Mit Bescheid vom 24. April 2001 entschied die Beklagte u.a., die berufliche Tätigkeit der Klägerin als Arzthelferin habe eine geringfügige Verschlimmerung eines anlagebedingten Handekzems und eine Latexallergie verursacht. Die beruflich verschlimmerte Hauterkrankung stelle indes keine BK dar. Ihre Tätigkeit könne die Klägerin bei Tragen latexfreier Handschuhe weiter ausüben, womit der erforderliche Aufgabezwang nicht vorliege. Zur Vorbeugung seien allgemeine Maßnahmen des Hautschutzes und der Hautpflege ausreichend.
Den Widerspruch der Klägerin wies die Beklagte mit Widerspruchsbescheid vom 11. Oktober 2001 zurück. Eine BK nach Nr. 5101 der Anlage zur BKV liege nicht vor, da unabhängig davon, ob die Hauterkrankung schwer oder wiederholt rückfällig gewesen sei, jedenfalls kein objektiver medizinischer Zwang zur Aufgabe der zuletzt ausgeübten Tätigkeit als Arzthelferin bestehe.

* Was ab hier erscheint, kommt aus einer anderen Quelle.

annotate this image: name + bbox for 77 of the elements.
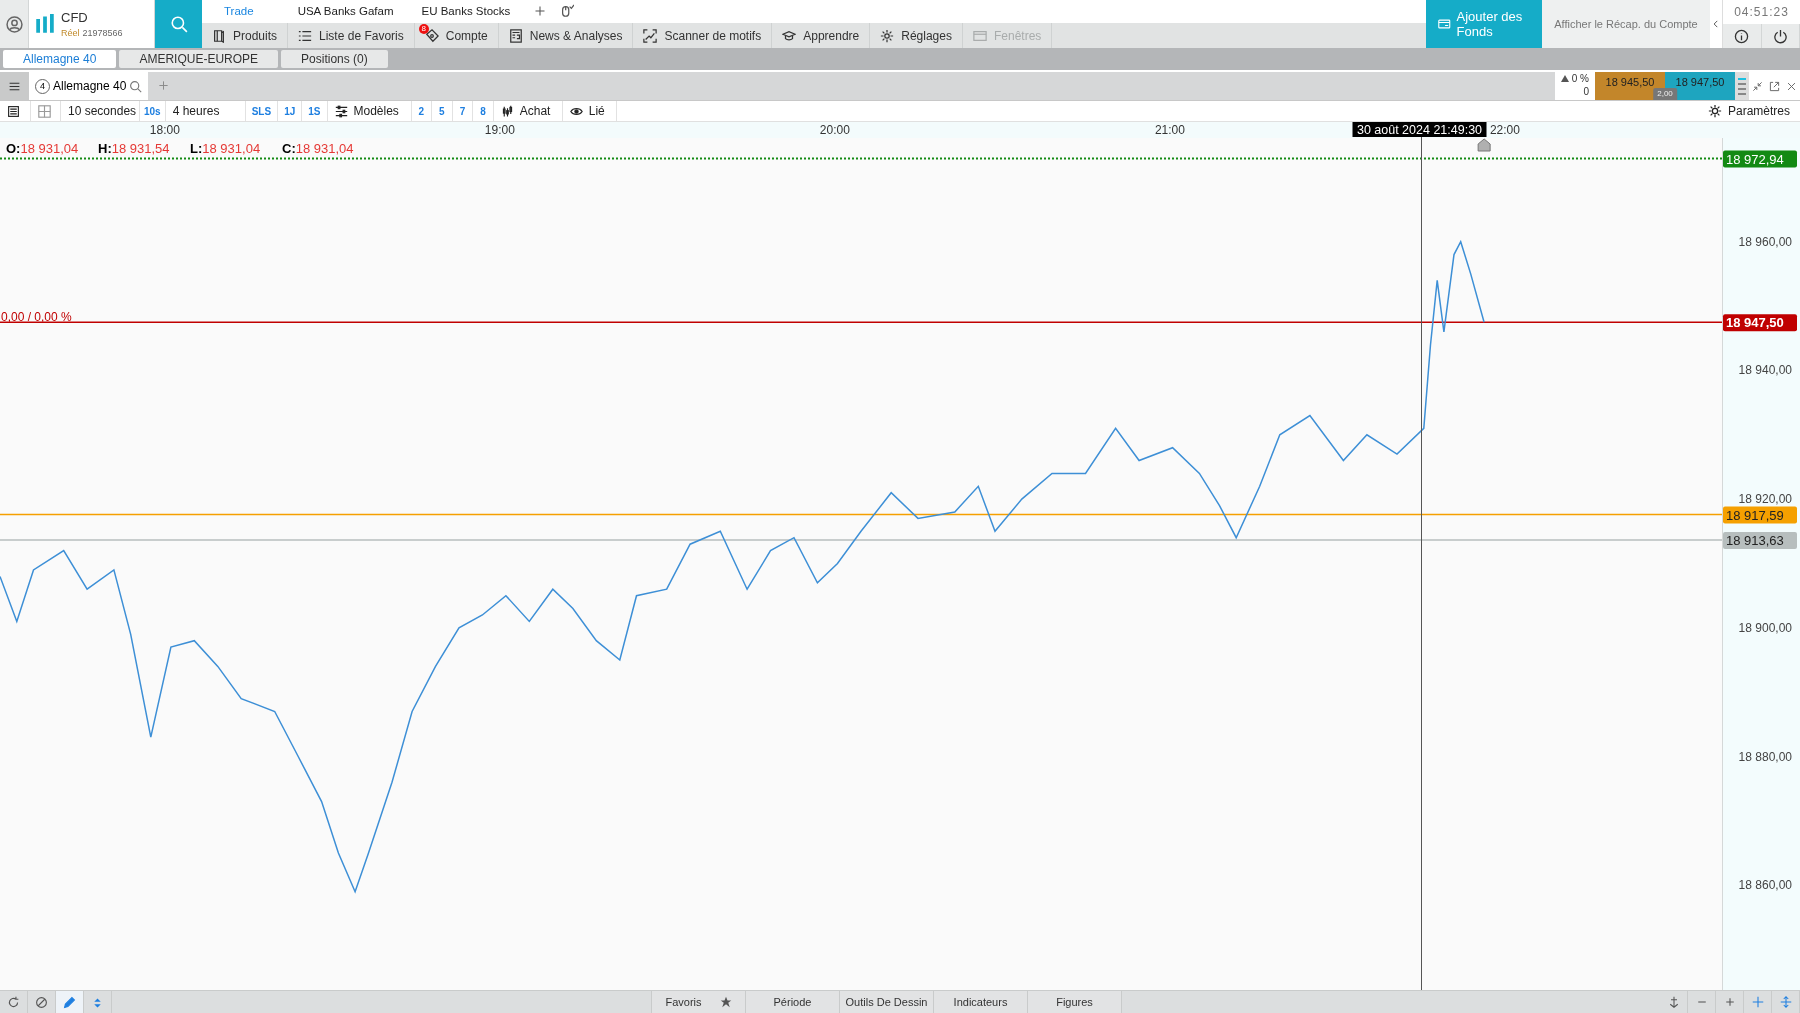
bottom-tab[interactable]: Figures	[1028, 991, 1122, 1013]
price-axis-label: 18 960,00	[1738, 234, 1792, 249]
pattern-scanner-icon	[643, 28, 658, 43]
layout-grid-icon[interactable]	[38, 104, 51, 118]
document-icon	[212, 28, 226, 43]
panel-icon[interactable]	[7, 104, 20, 118]
ref-line-label: 18 913,63	[1726, 533, 1784, 549]
graduation-cap-icon	[782, 28, 797, 43]
workspace-tab[interactable]: USA Banks Gafam	[283, 0, 408, 23]
close-icon[interactable]	[1786, 80, 1797, 92]
ref-line-label: 18 917,59	[1726, 507, 1784, 523]
time-axis-label: 18:00	[149, 123, 180, 137]
layout-tab[interactable]: AMERIQUE-EUROPE	[119, 50, 279, 68]
refresh-icon[interactable]	[7, 995, 20, 1009]
workspace-tab[interactable]: Trade	[202, 0, 284, 23]
pop-out-icon[interactable]	[1769, 80, 1780, 92]
up-triangle-icon	[1560, 75, 1569, 82]
up-down-arrows-icon[interactable]	[91, 995, 104, 1009]
zoom-in-icon[interactable]	[1723, 996, 1736, 1008]
user-icon[interactable]	[5, 15, 23, 33]
price-tag: 18 947,50	[1723, 314, 1797, 332]
price-axis-label: 18 940,00	[1738, 363, 1792, 378]
price-tag: 18 913,63	[1723, 532, 1797, 550]
time-axis-label: 21:00	[1154, 123, 1185, 137]
power-icon[interactable]	[1772, 28, 1788, 44]
price-axis-label: 18 900,00	[1738, 620, 1792, 635]
gear-icon	[1707, 104, 1722, 118]
layout-tab[interactable]: Allemagne 40	[3, 50, 117, 68]
search-icon	[169, 15, 188, 33]
time-axis-label: 22:00	[1489, 123, 1520, 137]
pencil-icon[interactable]	[63, 995, 76, 1009]
info-icon[interactable]	[1734, 28, 1750, 44]
tab-title: Allemagne 40	[53, 78, 127, 95]
mouse-icon[interactable]	[560, 4, 575, 18]
sliders-icon	[334, 104, 348, 118]
tag-icon	[424, 28, 439, 43]
chevron-left-icon[interactable]	[1711, 19, 1721, 29]
chart-tab[interactable]: 4 Allemagne 40	[29, 72, 149, 100]
workspace-tab[interactable]: EU Banks Stocks	[407, 0, 525, 23]
search-icon[interactable]	[129, 79, 143, 93]
crosshair-time-label: 30 août 2024 21:49:30	[1352, 122, 1487, 137]
fit-vertical-icon[interactable]	[1779, 996, 1792, 1008]
price-axis-label: 18 880,00	[1738, 749, 1792, 764]
newspaper-icon	[508, 28, 523, 43]
candlestick-icon	[500, 104, 514, 118]
bottom-tab[interactable]: Période	[746, 991, 840, 1013]
collapse-icon[interactable]	[1752, 80, 1763, 92]
time-axis-label: 19:00	[484, 123, 515, 137]
clock: 04:51:23	[1733, 4, 1790, 21]
product-name: CFD	[61, 8, 89, 27]
price-change: 0 %	[1571, 72, 1589, 85]
window-icon	[972, 28, 987, 43]
spread: 2,00	[1653, 88, 1677, 100]
ref-line-label: 18 947,50	[1726, 315, 1784, 331]
bottom-tab[interactable]: Indicateurs	[934, 991, 1028, 1013]
list-icon	[298, 28, 313, 43]
ohlc-value: H:18 931,54	[98, 141, 170, 156]
price-axis-label: 18 920,00	[1738, 492, 1792, 507]
account-number: 21978566	[82, 27, 123, 40]
bottom-tab[interactable]: Outils De Dessin	[840, 991, 934, 1013]
bottom-tab[interactable]: Favoris	[651, 991, 746, 1013]
plus-icon[interactable]	[534, 5, 547, 17]
account-type: Réel	[61, 27, 80, 40]
bars-logo-icon	[35, 14, 55, 34]
time-axis-label: 20:00	[819, 123, 850, 137]
trade-count: 0	[1583, 85, 1589, 98]
ohlc-value: L:18 931,04	[190, 141, 261, 156]
price-axis-label: 18 860,00	[1738, 878, 1792, 893]
change-label: 0,00 / 0,00 %	[1, 310, 72, 325]
prohibited-icon[interactable]	[35, 995, 48, 1009]
ref-line-label: 18 972,94	[1726, 151, 1784, 167]
account-summary-link[interactable]: Afficher le Récap. du Compte	[1542, 0, 1710, 48]
ohlc-value: O:18 931,04	[6, 141, 79, 156]
notification-badge: 8	[418, 24, 429, 34]
layout-tab[interactable]: Positions (0)	[281, 50, 388, 68]
gear-icon	[880, 28, 895, 43]
ohlc-value: C:18 931,04	[282, 141, 354, 156]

Deswegen hat die Klägerin am 25. Oktober 2001 Klage beim SG erhoben. Neben umfassender Darlegung ihrer Beschwerden hat sie geltend gemacht, sie sei gezwungen gewesen, ihre berufliche Tätigkeit aufzugeben. Nahezu in allen Tätigkeitsbereichen der Arztpraxen würden latex- bzw. gummihaltige Produkte verwendet, beispielsweise in den Walzen von Druckern, in den Patronen von Laser- und Tintenstrahldruckern und deren Walzen, sowie in der PC-Maus (Gummiball) und im Mauspad, das aus aufgeschäumtem Gummi bestehe. Ebenso enthielten die Tasten an den Telefonen, Zuleitungen zu den Geräten oder Verbindungskabel latex- oder gummihaltige Produkte. Entsprechende Partikel seien auch in Briefumschlägen, Briefmarken, Klebeetiketten, Klebstoff, Radiergummis und Gummibändern enthalten. Diagnostische Apparate enthielten gleichfalls Gummiprodukte, ebenso Blutdruckmessgeräte, Stethoskope u.a. Die Arbeitsmaterialien seien nicht alle durch gummi- und latexfreie Produkte austauschbar. Beeinträchtigt sei sie auch durch in der Luft enthaltene gummi- bzw. latexhaltige Stoffe.
Das SG hat ein Sachverständigengutachten des Prof. Dr. Dr. P. und - nach Vorlage einer kritischen Stellungnahme des Prof. Dr. Dr. Sch. hierzu - eine ergänzende Stellungnahmeeingeholt. Prof. Dr. Dr. P. ist im Wesentlichen zum Ergebnis gelangt, bei der Klägerin bestünden eine Sensibilisierung gegen Naturlatex und Kontaktsensibilisierungen gegen Nickel(II)-Sulfat, Neomyzinsulfat, Glyoxal-Trimer, Amerchol L-101, Cyclohexylthiophtalmid, Perubalsam, Tolubalsam, Kobaltsulfat, PPD-Mix und Quecksilberverbindungen sowie eine Kontakturticaria und ein dyshidrosiformes Kontaktekzem, die mit Wahrscheinlichkeit beruflich erworben seien. Es liege eine BK nach Nr. 5101 der Anlage zur BKV vor. Die Handekzeme bestünden seit 1987, die rezidivierende Kontakturticaria seit 1992 und die erforderliche Aufgabe der Tätigkeit sei im April 2002 erfolgt. Die Minderung der Erwerbsfähigkeit (MdE) sei mit 20 v.H. zu bewerten.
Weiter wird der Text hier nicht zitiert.